Читаем Тридцать шестой полностью

Вот вы мне не верите, ваша милость, а ведь все, что я вам рассказываю, — чистейшая правда. Я хоть и стар, да инвалид, да беззуб, но память у меня ясная, четкая, помню все в совершеннейших деталях, чему немало способствует наша драгоценная настойка. Знаете, на скольких травах ее настаивают? На пятидесяти шести! Потому я и дожил до сего преклонного возраста, что каждый день выпивал никак не меньше бутылочки отличного егермайстера! Кстати, ваша милость, распорядитесь подать еще штофчик к глинтвейну, ибо перехожу я к самой трагической части своего повествования.


На чем я остановился? Так вот, этот господин был совершенно сухой. Абсолютно. Как и не было никакого дождя. Так, две-три капельки на плаще — при таком-то ливне!

Спросил хозяина. Мне он как-то сразу не понравился, поэтому я сухо осведомился, как о нем доложить. «Доктор Теодор Вилеар-Фаланд», — отрекомендовался тот.

Хозяин, услышав это имя, пожал плечами, но, будучи человеком радушным, приказал впустить. Они заперлись в библиотеке, а я спустился к себе под лестницу и стал ждать, когда закончится их беседа, чтобы запереть дверь за незваным гостем. Но так и не дождался, задремав где-то под утро.

А наутро за мной пришел хозяин.

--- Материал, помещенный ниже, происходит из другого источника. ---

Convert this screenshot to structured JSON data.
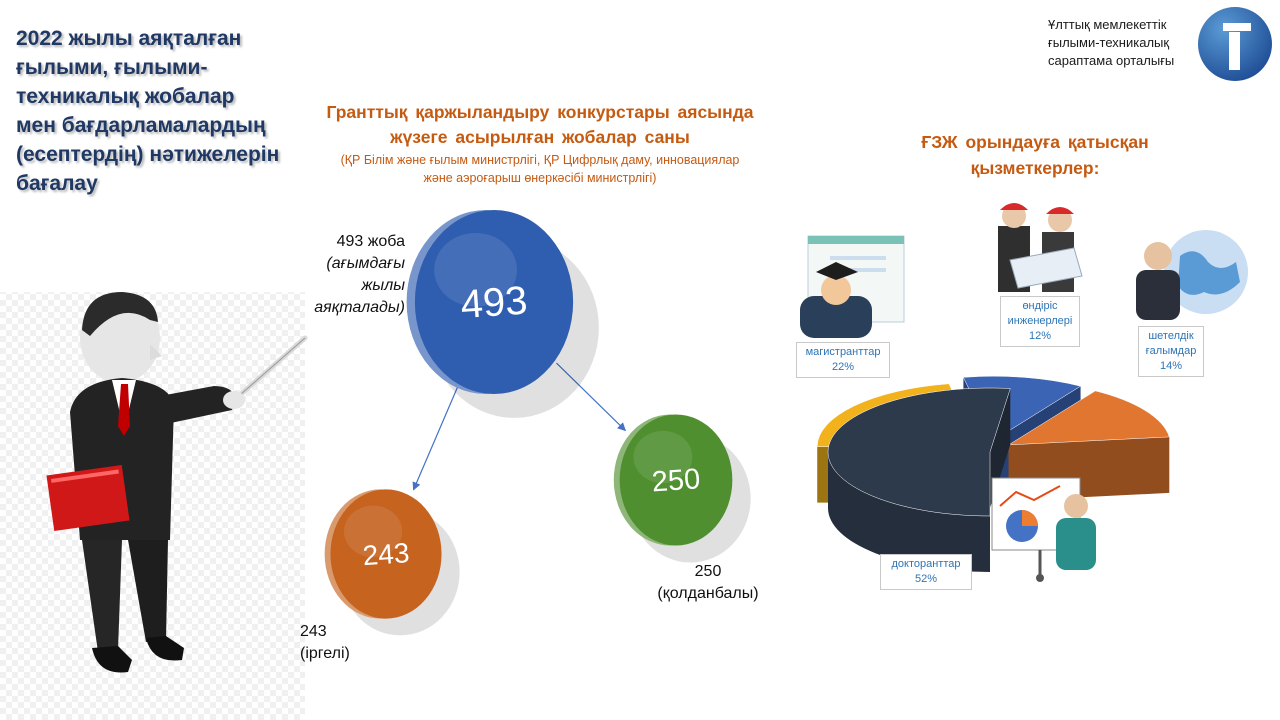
{
  "header": {
    "title_lines": [
      "2022 жылы аяқталған",
      "ғылыми, ғылыми-",
      "техникалық жобалар",
      "мен бағдарламалардың",
      "(есептердің) нәтижелерін",
      "бағалау"
    ]
  },
  "org": {
    "lines": [
      "Ұлттық мемлекеттік",
      "ғылыми-техникалық",
      "сараптама орталығы"
    ]
  },
  "colors": {
    "title": "#1f3864",
    "accent": "#c55a11",
    "total_coin": "#2f5eb0",
    "applied_coin": "#4f8f2f",
    "basic_coin": "#c5631f"
  },
  "center": {
    "title_lines": [
      "Гранттық  қаржыландыру  конкурстары  аясында",
      "жүзеге  асырылған  жобалар  саны"
    ],
    "subtitle_lines": [
      "(ҚР Білім және ғылым министрлігі, ҚР Цифрлық даму, инновациялар",
      "және аэроғарыш өнеркәсібі министрлігі)"
    ],
    "total_note": "493 жоба",
    "total_note_italic": [
      "(ағымдағы",
      "жылы",
      "аяқталады)"
    ],
    "applied_note": [
      "250",
      "(қолданбалы)"
    ],
    "basic_note": [
      "243",
      "(іргелі)"
    ]
  },
  "right": {
    "title_lines": [
      "ҒЗЖ орындауға қатысқан",
      "қызметкерлер:"
    ],
    "callouts": {
      "masters": [
        "магистранттар",
        "22%"
      ],
      "engineers": [
        "өндіріс",
        "инженерлері",
        "12%"
      ],
      "foreign": [
        "шетелдік",
        "ғалымдар",
        "14%"
      ],
      "doctoral": [
        "докторанттар",
        "52%"
      ]
    }
  },
  "chart_data": [
    {
      "type": "bubble",
      "categories": [
        "Total",
        "Basic",
        "Applied"
      ],
      "values": [
        493,
        243,
        250
      ],
      "labels": [
        "493",
        "243",
        "250"
      ],
      "colors": [
        "#2f5eb0",
        "#c5631f",
        "#4f8f2f"
      ]
    },
    {
      "type": "pie",
      "categories": [
        "докторанттар",
        "магистранттар",
        "өндіріс инженерлері",
        "шетелдік ғалымдар"
      ],
      "values": [
        52,
        22,
        12,
        14
      ],
      "unit": "%",
      "colors": [
        "#2d3a4c",
        "#f2b21b",
        "#3b64b4",
        "#e0762f"
      ]
    }
  ]
}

Вот только это был не тот Генрих Корнелиус Агриппа, которого я знал до той поры. А был это, ваша милость, совершенно другой человек. Мастер Генрих растолкал меня и объявил, что этот незнакомец — его внезапно отыскавшийся родственник, кум или что-то вроде того. И теперь будет жить с нами. Вид у него был безумный, глаза красные — то ли от бессонницы, то ли от слез, на лице застыло выражение ужаса, и вообще, было похоже, что он плохо понимает, что происходит вокруг, и думает о чем-то о своем.

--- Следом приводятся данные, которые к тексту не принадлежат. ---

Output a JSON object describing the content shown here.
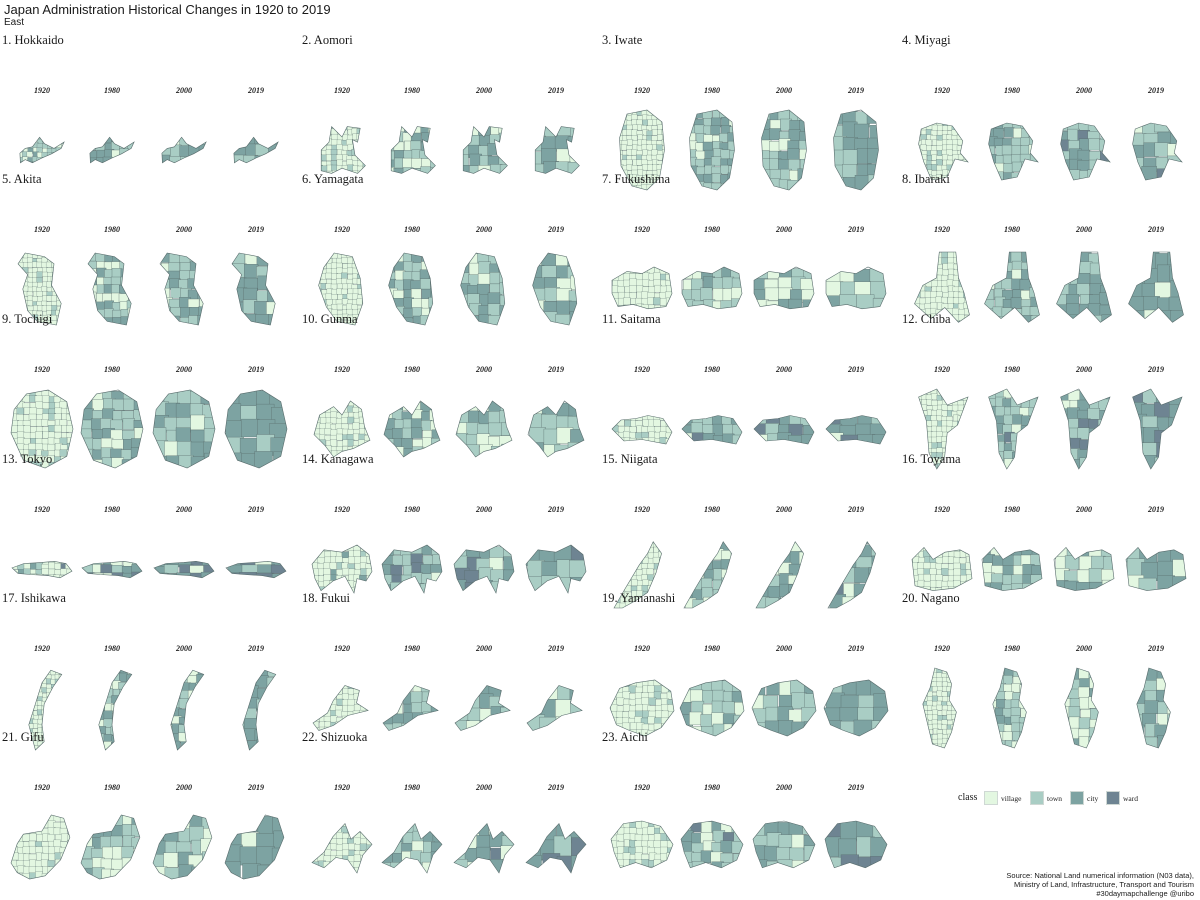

Так что в тот день к студиозусам мы отправились втроем: мастер Генрих Корнелиус, невесть откуда взявшийся куманек и я, старый солдат Иоганн Георг Бредель.

А мастера-то ну как подменили. С порога, на первом же уроке алхимии мой господин неожиданно объявил, что сейчас, прямо на глазах у учеников, создаст философский камень, секрет которого открыл в опытах сегодня ночью. И действительно, смешав какие-то порошки, добавив олова и бросив в тигель серебряное кольцо, мастер получил нестерпимо сверкавшую субстанцию, которая к тому же отвратительно воняла. Субстанция эта моментально остыла, превратившись в бесформенный ком бурого цвета. Ну точно как лошадиная лепешка, которыми были щедро усыпаны улицы нашего славного Кройцнаха.

«Вот он, вожделенный и искомый, недостижимая мечта всех алхимиков мира!» — воскликнул учитель, подняв эту лепешку над головой. Потом он прикоснулся ею к чернильнице, и та вспыхнула ярким светом, но тут же и погасла, превратившись в темно-золотую.

Вот верите ли, нет ли, ваша милость, а так все и было! Ну что ж вы так побледнели-то, сударь! Ну-ка, ну-ка, настоечки! Вот, вот. Ну как, лучше? То-то! Настоечка наша целебная, пятьдесят шесть, все-таки, трав. Будьте здоровы!

Вот точно также, как и ваша милость, застыли и студиозусы, кто в изумлении, кто в страхе, и в аудитории повисла тишина, а потом раздались одинокие аплодисменты. Это хлопал в ладоши и улыбался наш новоявленный кум, доктор Теодор Вилеар-Фаланд.

А мастер Генрих только разозлился и закричал, затопал ногами: «Невежи! Невежды! На ваших глазах произошло чудо, а вы и ему не верите?! Зачем я тратил на вас долгие годы, обучая истории, философии и другим наукам, если вы так ничего и не поняли?! Чуда хотели — вот вам чудо. А вы оцепенели и не верите ни мне, ни собственным глазам? — И забормотал: — Рано, черт побери! Рано!»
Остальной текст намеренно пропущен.